Soñar no estaba en la lista, no era un trabajo, pero ese tiempo era sólo suyo y era lo que hacía a Leo singular. Y aquí está el principal acierto de este relato: su capacidad para expresar con tanta claridad la necesidad de parar, de relajarse y de perder el tiempo para volver a ser nosotros mismos. Los clones de Leo existen sólo en función de las tareas que realizan, son números que escriben a máquina, barren, llaman por teléfono... ven, en fin, pasar las agujas del reloj a golpe de agenda.
Todo es inútil, un engaño. La necesidad de multiplicarse, lejos de disminuir el trabajo, genera nuevas tareas, condenando a todos a una permanente insatisfacción. Los Leos intentan ser eficaces, ensayan formas de organizarse, se reparten y distribuyen la faena... y siguen creándose nuevas necesidades, en un continuo y creciente círculo vicioso.

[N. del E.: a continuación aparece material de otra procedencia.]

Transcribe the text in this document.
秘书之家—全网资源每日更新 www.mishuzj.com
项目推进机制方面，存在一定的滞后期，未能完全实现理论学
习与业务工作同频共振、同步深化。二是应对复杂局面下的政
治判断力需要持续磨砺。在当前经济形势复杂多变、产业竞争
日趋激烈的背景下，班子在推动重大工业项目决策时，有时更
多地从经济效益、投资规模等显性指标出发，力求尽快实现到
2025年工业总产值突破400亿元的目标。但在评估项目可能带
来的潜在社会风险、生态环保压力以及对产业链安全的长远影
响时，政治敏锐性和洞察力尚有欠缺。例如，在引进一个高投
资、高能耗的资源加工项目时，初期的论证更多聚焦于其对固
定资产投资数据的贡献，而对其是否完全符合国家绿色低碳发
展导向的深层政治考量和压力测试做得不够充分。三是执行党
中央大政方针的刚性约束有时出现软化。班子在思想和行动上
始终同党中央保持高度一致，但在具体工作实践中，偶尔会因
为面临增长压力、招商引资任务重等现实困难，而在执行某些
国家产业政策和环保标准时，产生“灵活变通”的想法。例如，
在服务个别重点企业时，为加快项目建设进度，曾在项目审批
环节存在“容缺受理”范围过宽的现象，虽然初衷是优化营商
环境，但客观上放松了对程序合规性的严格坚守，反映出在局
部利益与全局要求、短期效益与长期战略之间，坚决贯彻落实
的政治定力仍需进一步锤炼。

Una vez más, el autor demuestra su habilidad para desenvolverse en el terreno psicológico: si la autoestima y la capacidad creativa fueron los temas centrales de sus anteriores libros, el perfeccionismo y la obsesión por el trabajo son los rasgos que aborda en este álbum. Juntos componen una especial trilogía en la que texto e ilustraciones, aparentemente ligeros y espontáneos, plantean una compleja reflexión, una invitación a reconciliarse consigo mismo y a darse una segunda oportunidad.
Estilísticamente, las ilustraciones de Reynolds se sitúan en el ámbito del humor gráfico. Su trazo, esquemático y ágil, esboza unas figuras que se desenvuelven en contextos abiertos, apenas definidos por la parodia de situaciones. El color se compone con manchas de acuarela que destacan sobre el fondo blanco sin grandes alardes cromáticos.
Peter H. Reynolds se aplica el cuento y, fiel a la máxima de “menos es más”, opta por la libertad y la soltura del trazo frente al perfeccionamiento estético, primando la función narrativa. En la puesta en página, alterna diferentes presentaciones: cuando el texto lo requiere, descompone la página en secuencias de imágenes o bien la inunda de movimiento desde una única escena.
Él sólo pretende contar algo y para ello utiliza el doble lenguaje que maneja con habilidad: un texto explícito y unos dibujos que, sencillamente, ilustran la imaginación del lector.
Un detalle curioso para terminar: el autor dedica a su hermano gemelo este libro de dobles... y singulares.
Páginas de aire fresco para leer a dos voces, para que los padres olviden por un rato sus obligaciones y compartan con sus hijos el placer de las pequeñas cosas.